True to the savoir faire style, I will have one please!

Royal Savoir Faire

Princess Alice of Battenberg, later Princess Andrew of Greece and Denmark, mother of Prince Philip, Duke of Edinburgh and mother in law of the Queen, although having a troubled life, possessed true savoir faire, and did basically what she pleased later in life. Not particularly fashionable, at one stage committed to a sanatorium for schizophrenia, turning to religion and becoming a nun, her life shaped her into a person who was completely herself.


For all the wealth and privilege she was born into, she developed a true sense of self and ended up devoting her life to helping others, on somewhat reduced circumstances. During the Second World War in Greece, she worked for the Red Cross organization, helped organize soup kitchens for the starving populace and flew to Sweden to bring back medical supplies on the pretext of visiting her sister, Louise who was married to the Crown Prince. She organised two shelters for orphaned and stray children, and a nursing circuit for poor neighborhoods, and founded a nursing order of Greek Orthodox nuns, the Christian Sisterhood of Martha and Mary. Because of her actions, she was a puzzling enigma to her family with her mother the Marchioness of Milford Haven once saying, "What can you say of a nun who smokes like a chimney and plays canasta?"

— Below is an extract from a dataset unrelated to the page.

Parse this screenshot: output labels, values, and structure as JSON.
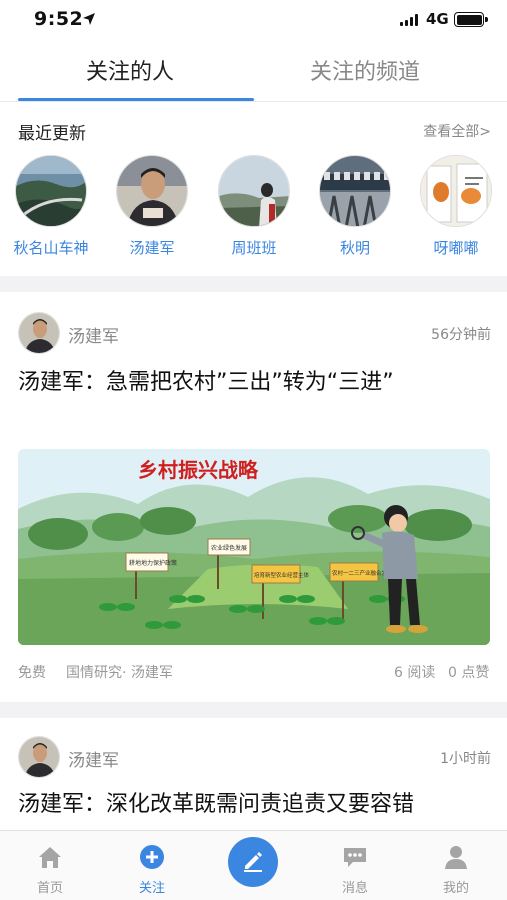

When she died she left no possessions, having given everything away. Before she died she had expressed her wish to be buried at the Convent of Saint Mary Magdalene in Gethsemane on the Mount of Olives in Jerusalem (near to her aunt Grand Duchess Elizabeth Fyodorovna, a Russian Orthodox saint). When her daughter, Princess George of Hanover, complained that it would be too far away for them to visit her grave, Princess Andrew jested, "Nonsense, there's a perfectly good bus service!" Her wish was finally realized on 3 August 1988 when her remains were transferred to her final resting place in a crypt below the church.